Le prix, toujours le prix, encore le prix
S’ils reconnaissent que le problème de retour de valeur à la production est clairement mis sur la table et sans tabou par les Etats généraux de l’alimentation, les professionnels de la FRSEA Auvergne-Rhône-Alpes attendent surtout un déclic législatif pour modifier les règles du jeu.

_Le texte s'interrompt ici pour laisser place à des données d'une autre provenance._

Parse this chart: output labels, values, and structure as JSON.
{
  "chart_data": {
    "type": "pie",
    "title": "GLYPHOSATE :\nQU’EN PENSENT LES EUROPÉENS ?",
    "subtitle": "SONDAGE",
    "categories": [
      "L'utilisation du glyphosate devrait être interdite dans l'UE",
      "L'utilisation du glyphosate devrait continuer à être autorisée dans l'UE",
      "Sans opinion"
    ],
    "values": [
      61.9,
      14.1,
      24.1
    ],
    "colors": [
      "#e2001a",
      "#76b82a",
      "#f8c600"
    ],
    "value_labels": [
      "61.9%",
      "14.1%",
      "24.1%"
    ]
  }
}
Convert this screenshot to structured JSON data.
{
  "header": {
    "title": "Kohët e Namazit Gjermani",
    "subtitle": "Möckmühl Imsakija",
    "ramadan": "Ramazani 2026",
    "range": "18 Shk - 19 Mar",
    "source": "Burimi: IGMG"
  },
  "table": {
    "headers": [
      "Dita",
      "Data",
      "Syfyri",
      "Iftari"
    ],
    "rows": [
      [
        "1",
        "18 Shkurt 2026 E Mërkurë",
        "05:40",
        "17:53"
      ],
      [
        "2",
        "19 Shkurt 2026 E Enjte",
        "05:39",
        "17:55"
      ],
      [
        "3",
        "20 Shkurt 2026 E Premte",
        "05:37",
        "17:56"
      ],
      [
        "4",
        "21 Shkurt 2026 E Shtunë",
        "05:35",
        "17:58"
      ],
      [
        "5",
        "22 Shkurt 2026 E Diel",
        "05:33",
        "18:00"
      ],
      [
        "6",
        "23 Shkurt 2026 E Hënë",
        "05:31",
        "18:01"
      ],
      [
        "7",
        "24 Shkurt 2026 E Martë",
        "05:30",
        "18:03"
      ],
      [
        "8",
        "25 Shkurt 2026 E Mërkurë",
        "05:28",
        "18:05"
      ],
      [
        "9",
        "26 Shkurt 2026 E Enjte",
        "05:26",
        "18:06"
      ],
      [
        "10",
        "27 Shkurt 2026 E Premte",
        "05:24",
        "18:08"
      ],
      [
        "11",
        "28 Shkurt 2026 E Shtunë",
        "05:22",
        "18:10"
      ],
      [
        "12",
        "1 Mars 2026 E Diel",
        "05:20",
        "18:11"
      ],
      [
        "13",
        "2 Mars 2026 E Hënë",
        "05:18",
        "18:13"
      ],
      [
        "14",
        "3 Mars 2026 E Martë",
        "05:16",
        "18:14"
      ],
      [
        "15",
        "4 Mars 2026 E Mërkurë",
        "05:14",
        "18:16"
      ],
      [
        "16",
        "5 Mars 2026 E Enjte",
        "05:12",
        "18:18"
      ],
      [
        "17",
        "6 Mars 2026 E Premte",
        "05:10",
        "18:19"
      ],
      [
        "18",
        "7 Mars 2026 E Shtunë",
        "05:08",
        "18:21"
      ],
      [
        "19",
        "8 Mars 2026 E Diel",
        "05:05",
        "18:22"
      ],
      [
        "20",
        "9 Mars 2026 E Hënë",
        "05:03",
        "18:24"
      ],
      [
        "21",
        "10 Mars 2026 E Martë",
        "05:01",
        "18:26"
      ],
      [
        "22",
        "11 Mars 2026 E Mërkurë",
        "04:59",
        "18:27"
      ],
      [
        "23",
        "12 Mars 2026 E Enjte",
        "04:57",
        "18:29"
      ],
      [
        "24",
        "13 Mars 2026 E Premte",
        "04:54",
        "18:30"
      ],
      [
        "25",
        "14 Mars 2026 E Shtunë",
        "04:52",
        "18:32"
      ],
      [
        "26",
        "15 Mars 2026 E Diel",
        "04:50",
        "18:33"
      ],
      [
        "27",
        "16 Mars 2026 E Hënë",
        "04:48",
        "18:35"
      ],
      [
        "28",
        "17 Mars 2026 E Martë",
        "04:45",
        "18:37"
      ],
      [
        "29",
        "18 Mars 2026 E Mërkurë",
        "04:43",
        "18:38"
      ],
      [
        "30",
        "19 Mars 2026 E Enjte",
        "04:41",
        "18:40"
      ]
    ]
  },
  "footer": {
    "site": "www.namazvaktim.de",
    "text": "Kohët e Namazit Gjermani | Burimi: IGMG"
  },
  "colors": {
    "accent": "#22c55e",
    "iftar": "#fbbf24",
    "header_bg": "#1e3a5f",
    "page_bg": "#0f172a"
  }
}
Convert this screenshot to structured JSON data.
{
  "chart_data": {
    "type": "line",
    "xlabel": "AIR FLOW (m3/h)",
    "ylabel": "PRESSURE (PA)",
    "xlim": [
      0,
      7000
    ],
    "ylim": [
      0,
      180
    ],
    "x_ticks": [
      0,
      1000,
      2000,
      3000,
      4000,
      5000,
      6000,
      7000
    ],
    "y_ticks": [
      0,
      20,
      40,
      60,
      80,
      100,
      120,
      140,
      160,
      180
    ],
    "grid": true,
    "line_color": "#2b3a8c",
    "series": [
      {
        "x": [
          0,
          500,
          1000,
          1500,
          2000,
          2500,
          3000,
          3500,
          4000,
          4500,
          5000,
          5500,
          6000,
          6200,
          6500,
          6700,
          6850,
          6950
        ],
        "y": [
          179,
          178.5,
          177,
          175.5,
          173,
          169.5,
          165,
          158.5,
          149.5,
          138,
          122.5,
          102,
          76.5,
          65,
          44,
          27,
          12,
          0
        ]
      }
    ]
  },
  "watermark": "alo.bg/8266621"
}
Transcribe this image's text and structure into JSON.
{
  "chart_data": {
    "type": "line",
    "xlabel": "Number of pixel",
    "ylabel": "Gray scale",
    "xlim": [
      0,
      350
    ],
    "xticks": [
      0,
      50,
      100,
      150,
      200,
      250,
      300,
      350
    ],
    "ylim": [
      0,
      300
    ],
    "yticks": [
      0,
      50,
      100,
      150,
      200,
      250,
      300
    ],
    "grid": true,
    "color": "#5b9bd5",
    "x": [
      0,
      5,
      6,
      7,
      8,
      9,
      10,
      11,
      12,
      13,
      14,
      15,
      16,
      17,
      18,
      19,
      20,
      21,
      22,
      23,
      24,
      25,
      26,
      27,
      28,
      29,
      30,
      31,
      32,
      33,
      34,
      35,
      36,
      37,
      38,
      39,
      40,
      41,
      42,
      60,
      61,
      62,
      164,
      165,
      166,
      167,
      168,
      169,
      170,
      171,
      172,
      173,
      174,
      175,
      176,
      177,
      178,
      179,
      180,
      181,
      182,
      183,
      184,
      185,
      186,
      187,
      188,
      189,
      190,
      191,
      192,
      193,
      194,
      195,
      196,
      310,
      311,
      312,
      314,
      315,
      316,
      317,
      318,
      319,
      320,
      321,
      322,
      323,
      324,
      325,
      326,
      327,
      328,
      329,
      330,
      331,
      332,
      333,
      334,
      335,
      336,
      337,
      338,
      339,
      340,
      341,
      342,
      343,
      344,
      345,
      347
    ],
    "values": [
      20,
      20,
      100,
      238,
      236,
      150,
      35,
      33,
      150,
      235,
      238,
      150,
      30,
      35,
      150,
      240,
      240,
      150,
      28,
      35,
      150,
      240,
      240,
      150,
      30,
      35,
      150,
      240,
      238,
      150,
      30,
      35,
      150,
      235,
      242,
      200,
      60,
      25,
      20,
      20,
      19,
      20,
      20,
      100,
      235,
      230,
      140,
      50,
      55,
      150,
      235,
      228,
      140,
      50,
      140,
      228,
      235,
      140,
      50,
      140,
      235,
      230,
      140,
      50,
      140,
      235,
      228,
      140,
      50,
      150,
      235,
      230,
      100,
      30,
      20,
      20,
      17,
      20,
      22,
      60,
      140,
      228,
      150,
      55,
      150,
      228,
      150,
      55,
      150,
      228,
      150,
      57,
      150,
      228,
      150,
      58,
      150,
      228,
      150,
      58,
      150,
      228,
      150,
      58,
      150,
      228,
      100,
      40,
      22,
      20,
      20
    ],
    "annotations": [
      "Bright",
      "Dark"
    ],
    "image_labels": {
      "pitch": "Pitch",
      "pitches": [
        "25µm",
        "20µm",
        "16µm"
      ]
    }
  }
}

« Pendant des années, nous les agriculteurs, avons eu droit au discours de compassion, tandis que les autres ont eu la loi pour eux, avec des possibilités démesurées de promotions, des pratiques plus que douteuses…». Eleveur dans le Cantal, président de la FRSEA Massif central et secrétaire général adjoint de la FNSEA, Patrick Bénézit estime qu’il est plus que temps de siffler la fin d’une partie où producteurs se retrouvaient malheureusement toujours perdants. « Pour 100 euros de valeurs alimentaires, seulement 6,20 reviennent à l’agriculture. Nous sommes arrivés au bout de ce dogme du prix toujours plus bas », souligne Michel Joux, président de la FRSEA Auvergne-Rhône-Alpes. Dans ce contexte de bras de fer entre amont et aval de l’agroalimentaire, la mise en place des Etats généraux de l’alimentation constitue, pour les professionnels, une initiative salutaire. « Enfin la problématique de retour de valeur à la production est posée franchement et sans tabou », se félicite Jérôme Volle, viticulteur, producteur de lavande en Ardèche et vice-président de la FNSEA. Si l’espoir généré par les Etats généraux est réel, il n’en demeure pas moins que les professionnels ne baisseront pas la garde sur le sujet essentiel du prix. « Si demain, nous ne retrouvons pas du prix pour nos produits, nous n’installerons plus », témoigne Nicolas Merle, président des JA Auvergne-Rhône-Alpes.
Revoir le droit de la concurrence
La reconquête du prix passe par trois mesures essentielles, que les représentants de la FRSEA Aura ne manqueront pas de défendre le 6 septembre prochain dans le cadre de la première rencontre régionale des Etats Généraux, organisée à Lyon. « D’abord, il s’agit de faire évoluer la loi de modernisation de l’économie pour garantir des relations commerciales plus équilibrées qu’elles ne le sont actuellement ; ensuite la référence aux coûts de production dans l’ensemble des contrats doit devenir la règle ; enfin l’assouplissement du droit de la concurrence doit absolument être mis en œuvre ». Ce dernier objectif nécessite évidemment des adaptations à l’échelle française et européenne, mais c’est un aspect déterminant, comme le rappelle Patrick Bénézit : « A l’origine, le Traité de Rome, prévoyait une exception agricole. Elle nous a été retirée au moment où les prix étaient protégés. Dans la mesure où le politique a lâché toutes les protections de marché, il nous apparaîtrait logique que cette exception nous soit rendue ».
Fin octobre : un discours présidentiel attendu
Alors que le premier chantier des Etats généraux portant sur la création et la répartition de la valeur a démarré fin août, et que le second dédié à l’alimentation saine, sûre et durable devrait démarrer en octobre, les professionnels auvergnats rhônalpins préviennent : « Nous sommes prêt à écrire la seconde partie du chapitre, à condition que le premier chapitre soit satisfaisant dans l’intérêt des agriculteurs ». Un discours du Président de la République est attendu pour la fin octobre. Autant dire « que nous serons très attentifs à ces annonces », souligne Michel Joux.
Sophie Chatenet
Ceux qui gagnent sur le dos de ceux qui perdent
Les chiffres rendus par l’observatoire des prix et des marges sont sans appel : entre 2015 et 2016, 500.000 millions d’euros supplémentaires ont été prélevés aux consommateurs au rayon alimentation. Dans le même temps, les agriculteurs ont enregistré une perte globale d’1 milliard d’euros. Cet écart abyssal n’est plus tenable à l’heure où « les défaillances d’exploitation se multiplient, y compris chez les bons ».